The purple light from the Papal stage, centre-notched with a gargantuan glowing cross, lights up the swelling froth of the water ten metres away. Pope Francis is delivering his address on Saturday evening. Speaking in porteño Spanish, he talks about the Parable of the Sowers, and how when we face the problems of faith, we invent the myth of having stony, thorny ground, as a reason why the seed of God hadn’t grown in us. Pope Francis, with the virtuoso rhetoric that is his style, then asked each of us to find a small morsel of fertile ground, in the field – a metaphor we, packed like sardines in a tin on the Campus Fidei, could well appreciate.
Later, the crowd laid down and slept. There were so many in the sand. People sleeping with yellow blankets with rose patterns, leopard print blankets, sleeping bags, a Paraguayan flag roped to railings, tents, families embracing for warmth on inflatable mattresses, people lying on folded-out cardboard boxes, nuns wearing Spiderman blankets, drums playing in the background, singing. The figures sleeping in the sand were uncountable, they carried on for three and a half kilometres.
Following the drum noises, I discover a Chilean group from the Camino Neocatecumenal, who, to a backing of drums and guitar, are dancing a samba-style on the Avenida Atlantica, a dance particular to the Camino – a dance which has Jewish roots. Israel, a young pilgrim from Santiago, teaches me, sipping a caipirinha. Israel’s brother, Felipe, aged 22, drinks a beer and tells me he saw snow for the first time on this pilgrimage – when he passed through Mendoza, Argentina.

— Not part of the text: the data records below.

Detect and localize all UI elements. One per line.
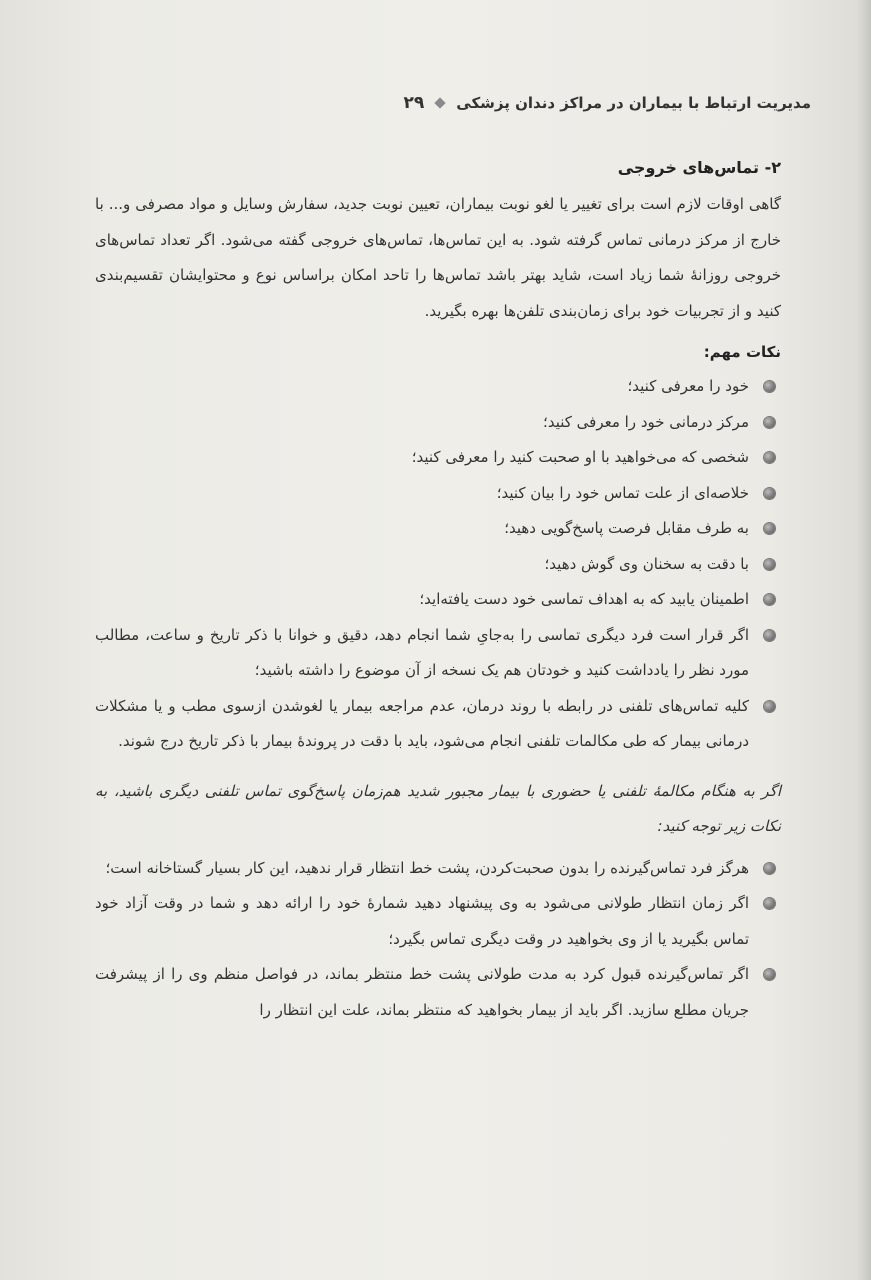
list-item bbox=[95, 957, 781, 1028]
list-item-text: هرگز فرد تماس‌گیرنده را بدون صحبت‌کردن، پشت خط انتظار قرار ندهید، این کار بسیار گستاخانه است؛ bbox=[105, 858, 749, 877]
list-item-text: با دقت به سخنان وی گوش دهید؛ bbox=[544, 554, 749, 573]
list-item bbox=[95, 547, 781, 583]
notes-heading: نکات مهم: bbox=[703, 343, 781, 361]
list-item-text: مرکز درمانی خود را معرفی کنید؛ bbox=[543, 412, 749, 431]
list-item bbox=[95, 511, 781, 547]
list-item bbox=[95, 476, 781, 512]
list-item-text: خود را معرفی کنید؛ bbox=[627, 377, 749, 395]
list-item bbox=[95, 886, 781, 957]
list-item bbox=[95, 369, 781, 405]
bullet-icon bbox=[764, 452, 775, 463]
list-item-text: به طرف مقابل فرصت پاسخ‌گویی دهید؛ bbox=[504, 519, 749, 537]
list-item bbox=[95, 689, 781, 760]
bullet-icon bbox=[764, 594, 775, 605]
list-item bbox=[95, 851, 781, 887]
running-title: مدیریت ارتباط با بیماران در مراکز دندان پزشکی bbox=[456, 94, 811, 112]
bullet-icon bbox=[764, 863, 775, 874]
list-item-text: اگر قرار است فرد دیگری تماسی را به‌جایِ شما انجام دهد، دقیق و خوانا با ذکر تاریخ و ساعت، مطالب مورد نظر را یادداشت کنید و خودتان هم یک نسخه از آن موضوع را داشته باشید؛ bbox=[95, 625, 749, 679]
notes-list bbox=[95, 369, 781, 760]
list-item bbox=[95, 618, 781, 689]
hold-list bbox=[95, 851, 781, 1029]
list-item bbox=[95, 582, 781, 618]
bullet-icon bbox=[764, 381, 775, 392]
diamond-icon bbox=[435, 97, 446, 108]
section-heading: ۲- تماس‌های خروجی bbox=[617, 158, 781, 177]
section-paragraph: گاهی اوقات لازم است برای تغییر یا لغو نوبت بیماران، تعیین نوبت جدید، سفارش وسایل و مواد مصرفی و... با خارج از مرکز درمانی تماس گرفته شود. به این تماس‌ها، تماس‌های خروجی گفته می‌شود. اگر تعداد تماس‌های خروجی روزانهٔ شما زیاد است، شاید بهتر باشد تماس‌ها را تاحد امکان براساس نوع و محتوایشان تقسیم‌بندی کنید و از تجربیات خود برای زمان‌بندی تلفن‌ها بهره بگیرید. bbox=[95, 195, 781, 320]
bullet-icon bbox=[764, 969, 775, 980]
page-content bbox=[95, 155, 781, 1028]
bullet-icon bbox=[764, 417, 775, 428]
list-item-text: شخصی که می‌خواهید با او صحبت کنید را معرفی کنید؛ bbox=[411, 448, 749, 466]
bullet-icon bbox=[764, 523, 775, 534]
list-item-text: خلاصه‌ای از علت تماس خود را بیان کنید؛ bbox=[496, 483, 749, 502]
list-item bbox=[95, 440, 781, 476]
page-number: ۲۹ bbox=[403, 93, 425, 113]
bullet-icon bbox=[764, 488, 775, 499]
bullet-icon bbox=[764, 559, 775, 570]
running-header bbox=[60, 88, 811, 118]
bullet-icon bbox=[764, 630, 775, 641]
bullet-icon bbox=[764, 898, 775, 909]
bullet-icon bbox=[764, 701, 775, 712]
list-item-text: اگر زمان انتظار طولانی می‌شود به وی پیشنهاد دهید شمارهٔ خود را ارائه دهد و شما در وقت آزاد خود تماس بگیرید یا از وی بخواهید در وقت دیگری تماس بگیرد؛ bbox=[95, 894, 749, 948]
list-item-text: کلیه تماس‌های تلفنی در رابطه با روند درمان، عدم مراجعه بیمار یا لغوشدن ازسوی مطب و یا مشکلات درمانی بیمار که طی مکالمات تلفنی انجام می‌شود، باید با دقت در پروندهٔ بیمار با ذکر تاریخ درج شوند. bbox=[95, 696, 749, 750]
list-item-text: اطمینان یابید که به اهداف تماسی خود دست یافته‌اید؛ bbox=[419, 590, 749, 608]
hold-intro: اگر به هنگام مکالمهٔ تلفنی یا حضوری با بیمار مجبور شدید هم‌زمان پاسخ‌گوی تماس تلفنی دیگری باشید، به نکات زیر توجه کنید: bbox=[95, 781, 781, 835]
list-item bbox=[95, 405, 781, 441]
list-item-text: اگر تماس‌گیرنده قبول کرد به مدت طولانی پشت خط منتظر بماند، در فواصل منظم وی را از پیشرفت جریان مطلع سازید. اگر باید از بیمار بخواهید که منتظر بماند، علت این انتظار را bbox=[95, 965, 749, 1019]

I pick my way through the crowd, and bump into a group of fellow Argentines: Elisabeth and Laura, who are from the Colegio Máximo and the cathedral of San Miguel in Buenos Aires – where Pope Francis was a rector in the 1980s. They have come in a group of 250.
It’s getting cold around 4.30 am, and a local hawker selling gloves is darting between the tightly packed sleepers. The Southern Cross has shifted in the sky, snores drone intermittently, but the main protagonist is the deep, terrifyingly soft sense of calm. It left a deep, deep memory.
The sky is now a faint pink. I am sharing a cigarette break with some fellows from Quito, when we both see it. Dawn has broken. The Vigil is drawing to a close. I walk on to Avenida Nossa Senhora De Copacabana. Here, there are similar prostrate figures, but skinny, wretched, with filthy rags for blankets, and perhaps with no seed, or flower, growing on their patch of cement – they are different pilgrims.